For three in 10 American adults, income can vary from month to month, according to the Federal Reserve. And one in ten adults polled by the Fed said they struggled to pay their bills at least once in 2018.
Payday loans have often been a last resort for those who have a hard time paying their bills before their paychecks arrive.
Traditional payday loans, where consumers use a future paycheck to secure a loan today, are known for their high interest rates, opaque fee structures, and the tendency to trap consumers in pay cycles. costly debt.
But one a new wave of startups have emerged offering an alternative to payday lending called Access to Earned Salary (EWA), which is the ability to withdraw money you have earned based on the hours worked before payday.

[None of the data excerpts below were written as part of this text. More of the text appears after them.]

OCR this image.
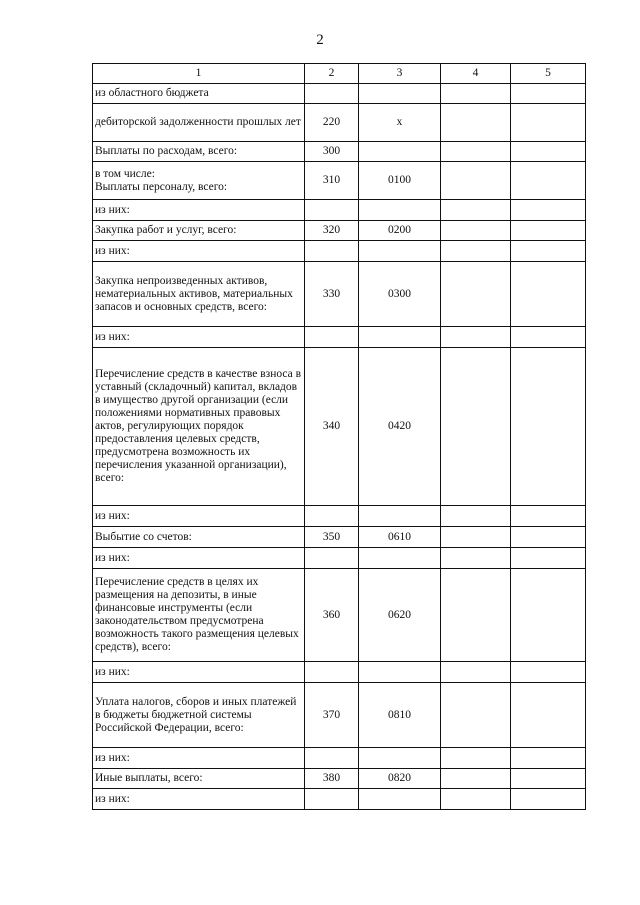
2
1	2	3	4	5
из областного бюджета				
дебиторской задолженности прошлых лет	220	x		
Выплаты по расходам, всего:	300			
в том числе:
Выплаты персоналу, всего:	310	0100		
из них:				
Закупка работ и услуг, всего:	320	0200		
из них:				
Закупка непроизведенных активов, нематериальных активов, материальных запасов и основных средств, всего:	330	0300		
из них:				
Перечисление средств в качестве взноса в уставный (складочный) капитал, вкладов в имущество другой организации (если положениями нормативных правовых актов, регулирующих порядок предоставления целевых средств, предусмотрена возможность их перечисления указанной организации), всего:	340	0420		
из них:				
Выбытие со счетов:	350	0610		
из них:				
Перечисление средств в целях их размещения на депозиты, в иные финансовые инструменты (если законодательством предусмотрена возможность такого размещения целевых средств), всего:	360	0620		
из них:				
Уплата налогов, сборов и иных платежей в бюджеты бюджетной системы Российской Федерации, всего:	370	0810		
из них:				
Иные выплаты, всего:	380	0820		
из них:				
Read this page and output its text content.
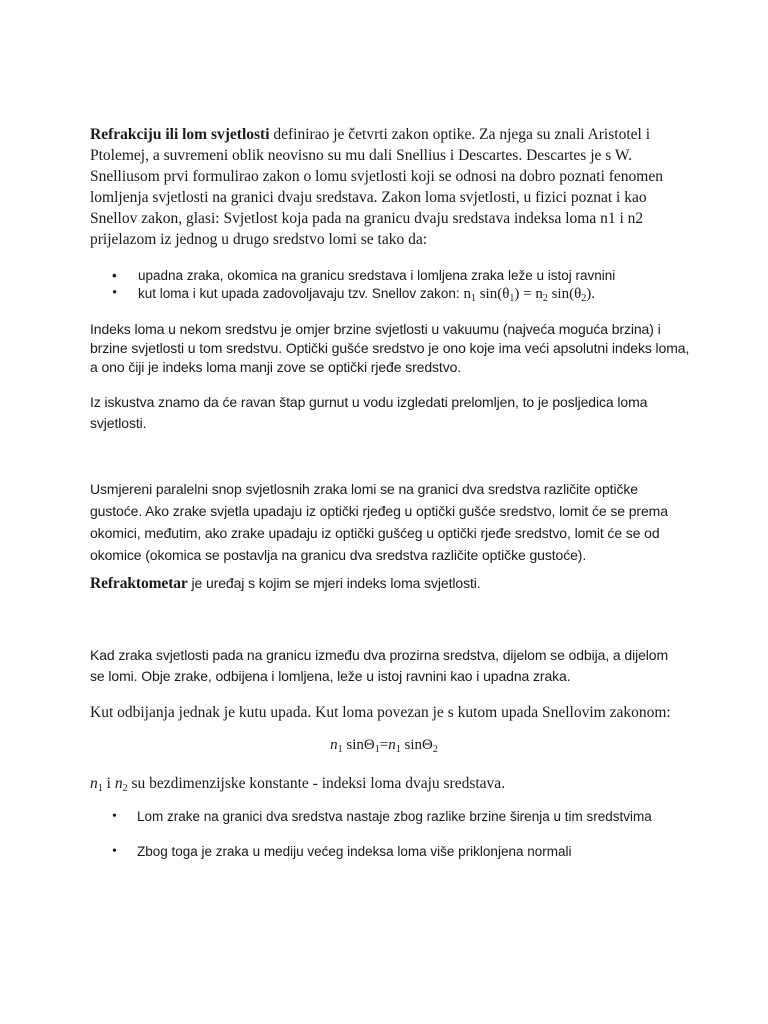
Refrakciju ili lom svjetlosti definirao je četvrti zakon optike. Za njega su znali Aristotel i Ptolemej, a suvremeni oblik neovisno su mu dali Snellius i Descartes. Descartes je s W. Snelliusom prvi formulirao zakon o lomu svjetlosti koji se odnosi na dobro poznati fenomen lomljenja svjetlosti na granici dvaju sredstava. Zakon loma svjetlosti, u fizici poznat i kao Snellov zakon, glasi: Svjetlost koja pada na granicu dvaju sredstava indeksa loma n1 i n2 prijelazom iz jednog u drugo sredstvo lomi se tako da:

• upadna zraka, okomica na granicu sredstava i lomljena zraka leže u istoj ravnini
• kut loma i kut upada zadovoljavaju tzv. Snellov zakon: $n_1$ $\sin(\theta_1) = n_2$ $\sin(\theta_2)$.

Indeks loma u nekom sredstvu je omjer brzine svjetlosti u vakuumu (najveća moguća brzina) i brzine svjetlosti u tom sredstvu. Optički gušće sredstvo je ono koje ima veći apsolutni indeks loma, a ono čiji je indeks loma manji zove se optički rjeđe sredstvo.

Iz iskustva znamo da će ravan štap gurnut u vodu izgledati prelomljen, to je posljedica loma svjetlosti.

Usmjereni paralelni snop svjetlosnih zraka lomi se na granici dva sredstva različite optičke gustoće. Ako zrake svjetla upadaju iz optički rjeđeg u optički gušće sredstvo, lomit će se prema okomici, međutim, ako zrake upadaju iz optički gušćeg u optički rjeđe sredstvo, lomit će se od okomice (okomica se postavlja na granicu dva sredstva različite optičke gustoće).

Refraktometar je uređaj s kojim se mjeri indeks loma svjetlosti.

Kad zraka svjetlosti pada na granicu između dva prozirna sredstva, dijelom se odbija, a dijelom se lomi. Obje zrake, odbijena i lomljena, leže u istoj ravnini kao i upadna zraka.

Kut odbijanja jednak je kutu upada. Kut loma povezan je s kutom upada Snellovim zakonom:

$n_1$ $\sin\Theta_1=n_1$ sinΘ$_2$

$n_1$ i $n_2$ su bezdimenzijske konstante - indeksi loma dvaju sredstava.

• Lom zrake na granici dva sredstva nastaje zbog razlike brzine širenja u tim sredstvima
• Zbog toga je zraka u mediju većeg indeksa loma više priklonjena normali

Startups like DailyPay give consumers interest-free access to the money they’ve earned during a particular pay period. DailyPay partners with employers to offer their workers EWA through the DailyPay app and website.
And now DailyPay is launching a savings product, where its users have the option to send earned wages to their savings accounts, as opposed to their
Contributing to savings can be difficult for those who find themselves spending most, if not all, of their paychecks. But DailyPay hopes that by offering different ways to set up savings, its users can get into the habit of saving what they can, no matter how small.

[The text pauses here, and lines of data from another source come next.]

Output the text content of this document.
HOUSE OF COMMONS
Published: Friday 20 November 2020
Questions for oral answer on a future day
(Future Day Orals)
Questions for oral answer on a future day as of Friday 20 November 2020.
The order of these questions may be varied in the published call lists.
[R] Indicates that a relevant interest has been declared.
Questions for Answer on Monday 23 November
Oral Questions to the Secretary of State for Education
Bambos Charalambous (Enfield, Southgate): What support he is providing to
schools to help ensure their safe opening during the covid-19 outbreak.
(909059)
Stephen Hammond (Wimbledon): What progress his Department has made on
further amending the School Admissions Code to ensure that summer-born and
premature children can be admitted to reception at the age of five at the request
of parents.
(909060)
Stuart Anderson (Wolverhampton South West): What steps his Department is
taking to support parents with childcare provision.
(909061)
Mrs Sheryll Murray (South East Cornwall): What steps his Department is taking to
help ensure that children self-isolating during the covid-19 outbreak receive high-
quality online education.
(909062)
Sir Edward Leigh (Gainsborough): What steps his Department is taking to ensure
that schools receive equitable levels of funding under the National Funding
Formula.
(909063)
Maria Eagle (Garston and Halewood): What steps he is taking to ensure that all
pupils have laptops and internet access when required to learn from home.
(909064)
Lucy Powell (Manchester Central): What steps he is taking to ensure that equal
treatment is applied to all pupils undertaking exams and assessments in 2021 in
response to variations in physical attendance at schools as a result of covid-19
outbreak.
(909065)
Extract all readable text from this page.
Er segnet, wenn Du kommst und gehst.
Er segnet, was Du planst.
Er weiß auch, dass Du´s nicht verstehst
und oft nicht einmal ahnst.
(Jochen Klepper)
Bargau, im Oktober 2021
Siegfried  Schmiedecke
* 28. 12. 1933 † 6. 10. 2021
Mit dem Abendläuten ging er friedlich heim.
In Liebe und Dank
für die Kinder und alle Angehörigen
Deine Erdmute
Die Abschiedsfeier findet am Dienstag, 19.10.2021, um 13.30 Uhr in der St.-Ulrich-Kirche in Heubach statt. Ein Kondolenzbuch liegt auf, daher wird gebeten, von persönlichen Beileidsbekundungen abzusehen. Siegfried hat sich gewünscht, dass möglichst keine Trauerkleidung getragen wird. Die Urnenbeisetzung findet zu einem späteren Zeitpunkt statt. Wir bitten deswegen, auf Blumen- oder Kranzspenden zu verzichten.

The launch of the new Save product signals DailyPay’s ambitions to become a payroll platform, offering more than just access to earned wages.
With Save, employees can use their earned balance and transfer it directly to their savings accounts with the bank they use.
Unlike normal salary transfers, the Save product is free and can be configured in three ways: AutoSave for regular savings, DirectSave for one-time savings, and RoundupSave where employees can round up a salary transfer amount, say 18.40 $ to $ 20, and put the extra $ 1.60 in savings.
Founded in 2015, DailyPay’s first product was a payday advance feature that allowed employees to withdraw money they earned, without paying interest. The startup charges a one-time fee per withdrawal ($ 1.25 for the next day, $ 2.99 for instant transfers), which can be paid by employers, employees, or a combination of the two.
DailyPay integrates with its clients’ payroll systems to track the number of hours employees work. When an employee makes a payroll transfer, DailyPay pays the money and is then reimbursed by the employer on the normally scheduled payday.
In the payday advance market, there are two ways to reach consumers: directly or through employers.
Startups like Earn and MoneyLion have taken the direct-to-consumer route, where any consumer can register. The likes of DailyPay, Even and PayActiv are only available to employees at their workplace.
DailyPay is available to over 2 million employees in the United States, at companies such as Berkshire Hathaway, DialAmerica, and Six Flags. Many employees of DailyPay customers are paid by the hour.
It is marketed to employers as an employee retention tool. Companies offering DailyPay have seen an average 41% reduction in revenue for DailyPay users, according to the startup’s website. Adding the ability to get paid daily on a job posting, he says, can make applicants more likely to apply.
DailyPay’s 2018 Series B brought its total funding to $ 22 million from investors including Inspiration Ventures, Intercept Ventures and RPM Ventures.